Egypt’s economic growth will slow to 3.1 percent in the fiscal year 2020/2021 that began this month due to the coronavirus pandemic down from 3.5 percent forecast, a Reuters poll showed on Tuesday.
Egypt’s economy saw a boost during the last three years by a surge in tourism, strong remittances from workers abroad and recently discovered natural gas fields.
However, since the coronavirus outbreak, tourism has collapsed and the price of gas has plummeted. In addition, the worker remittances have come under threat with the decline of oil revenues in Gulf Arab states, where many Egyptians are employed.
The government was expecting growth of 3.5 percent in the FY 20/21, which began in July, but growth could slow to 2 percent if the coronavirus crisis continues until the end of the year, said Planning Minister Hala al-Saeed in May.
The poll was conducted between July 7-20, and predicted Egypt’s gross domestic product (GDP) would recover in 2021/2022 to a 5-percent growth.
The International Monetary Fund (IMF) expected the Egyptian economy to grow by 5.9 percent in 2020, and the government imposed severe reforms, including a sharp devaluation of the currency, significant cuts in energy subsidies and implementation of value-added tax.

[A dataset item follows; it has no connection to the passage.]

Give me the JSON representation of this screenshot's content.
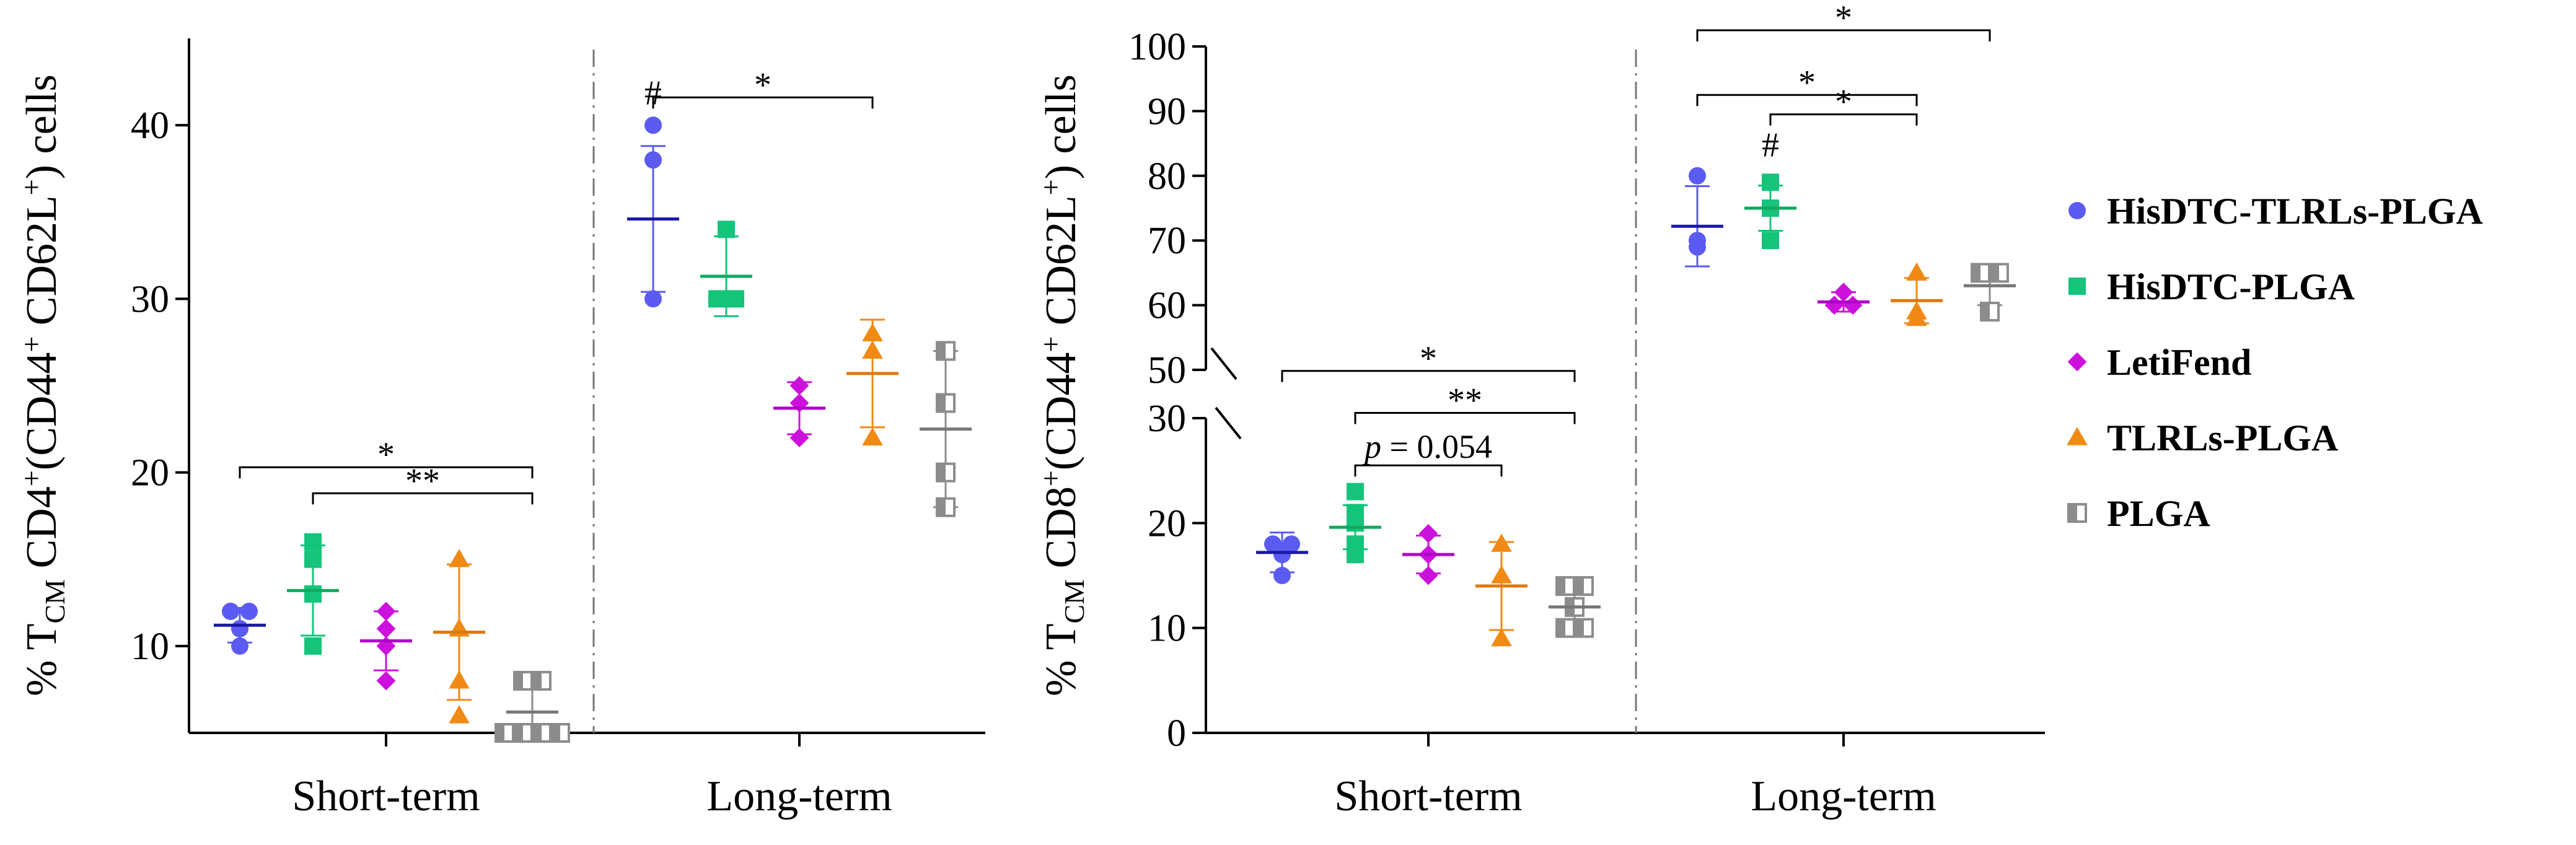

Many of the approximately 100 million Egyptians would face difficulties in providing necessities of life.
HC Securities’ research team indicated that Egypt’s GDP in the first half of 2020/21 is expected to be negatively affected by the COVID-19 outbreak in Egypt with tourism, private investment and consumption being the main components negatively affected.
“As we go into FY 21/22, we expect this negative effect to fade out and the economy to start capitalizing on the 2016-2019 economic reform,” they added.
The economists, polled by Reuters, expected Egypt’s annual urban consumer price inflation to slow to 7.0 percent in 20/21, down from 7.5 percent expected in the previous poll.
They also predicted inflation would remain unchanged at 7.0 percent in 21/22.
Speaking to Reuters, economist at NKC African Economics, Callee Davis noted that although the economy is slowly reopening, domestic demand conditions will likely remain subdued going forward as salaries are reduced and workers are laid off amid the economic downturn.